Friday, November 8, 2019
Plaza Building: Concourse Level, Plaza Court 8 (Sheraton Denver Downtown)

*Names in bold indicate Presenter

Leslie Hodges, University of Wisconsin


Child support is a key income source for families that receive it (Sorensen, 2010). Yet more than half of custodial parents with orders receive less than the full amount of support due and 30 percent do not receive any support at all (Grall, 2018). The considerable labor market disadvantages faced by many parents behind in their child support payments has led to a growing interest in identifying ways that the child support system can support noncustodial parents in making formal contributions to their nonresident children.

This paper examines unemployment insurance (UI) benefits as a potential resource available to child support agencies to support noncustodial parents with employment difficulties. In theory, receipt of UI benefits may help noncustodial parents experiencing employment difficulties continue to meet their child support obligations. Not only do UI benefits provide a source of cash income, under federal law, state child support agencies can collect up to 50 percent of unemployment insurance benefits received by noncustodial parents toward child support owed on IV-D cases. In practice, take-up of UI is quite low—particularly among low-income workers who may face barriers in accessing UI benefits related to their limited connections to the formal labor market, reasons for exiting employment, and lack of knowledge of the program—which may limit the role of the program in improving child support outcomes.

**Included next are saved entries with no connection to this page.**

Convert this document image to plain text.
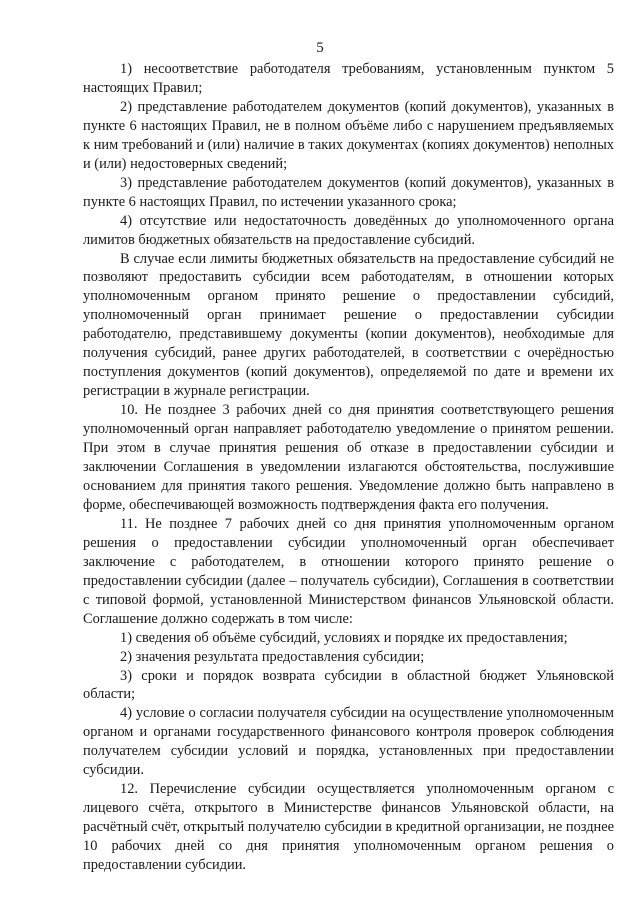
5

1) несоответствие работодателя требованиям, установленным пунктом 5 настоящих Правил;

2) представление работодателем документов (копий документов), указанных в пункте 6 настоящих Правил, не в полном объёме либо с нарушением предъявляемых к ним требований и (или) наличие в таких документах (копиях документов) неполных и (или) недостоверных сведений;

3) представление работодателем документов (копий документов), указанных в пункте 6 настоящих Правил, по истечении указанного срока;

4) отсутствие или недостаточность доведённых до уполномоченного органа лимитов бюджетных обязательств на предоставление субсидий.

В случае если лимиты бюджетных обязательств на предоставление субсидий не позволяют предоставить субсидии всем работодателям, в отношении которых уполномоченным органом принято решение о предоставлении субсидий, уполномоченный орган принимает решение о предоставлении субсидии работодателю, представившему документы (копии документов), необходимые для получения субсидий, ранее других работодателей, в соответствии с очерёдностью поступления документов (копий документов), определяемой по дате и времени их регистрации в журнале регистрации.

10. Не позднее 3 рабочих дней со дня принятия соответствующего решения уполномоченный орган направляет работодателю уведомление о принятом решении. При этом в случае принятия решения об отказе в предоставлении субсидии и заключении Соглашения в уведомлении излагаются обстоятельства, послужившие основанием для принятия такого решения. Уведомление должно быть направлено в форме, обеспечивающей возможность подтверждения факта его получения.

11. Не позднее 7 рабочих дней со дня принятия уполномоченным органом решения о предоставлении субсидии уполномоченный орган обеспечивает заключение с работодателем, в отношении которого принято решение о предоставлении субсидии (далее – получатель субсидии), Соглашения в соответствии с типовой формой, установленной Министерством финансов Ульяновской области. Соглашение должно содержать в том числе:

1) сведения об объёме субсидий, условиях и порядке их предоставления;

2) значения результата предоставления субсидии;

3) сроки и порядок возврата субсидии в областной бюджет Ульяновской области;

4) условие о согласии получателя субсидии на осуществление уполномоченным органом и органами государственного финансового контроля проверок соблюдения получателем субсидии условий и порядка, установленных при предоставлении субсидии.

12. Перечисление субсидии осуществляется уполномоченным органом с лицевого счёта, открытого в Министерстве финансов Ульяновской области, на расчётный счёт, открытый получателю субсидии в кредитной организации, не позднее 10 рабочих дней со дня принятия уполномоченным органом решения о предоставлении субсидии.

In order to learn more about the relationship between unemployment insurance and child support payments and compliance, this paper uses administrative data from noncustodial parents who participated in the Noncustodial Parent Child Support Employment Demonstration (CSPED), a federally funded eight-state intervention for noncustodial parents behind in their child support payments and experiencing employment difficulties. Drawing from the rich employment and child support data available from CSPED, I identify 5,009 parents who were behind in their child support payments, experiencing employment difficulties, and eligible for UI benefits at enrollment. I follow these fathers for up to eight calendar quarters and use fixed-effects models to examine how receipt of UI is related to changes in child support payments and compliance over time and net of the time-invariant unobserved characteristics of these parents that likely influence UI take-up and child support outcomes.

Preliminary findings suggest that UI receipt is associated with increases in child support payments and compliance. Given some evidence that the benefits of UI extend beyond workers themselves and can be a source of economic support for children living apart from the parent receiving benefits, the study highlights the importance of strengthening connections between child support and the UI program and of expanding disadvantaged workers' access to UI benefits.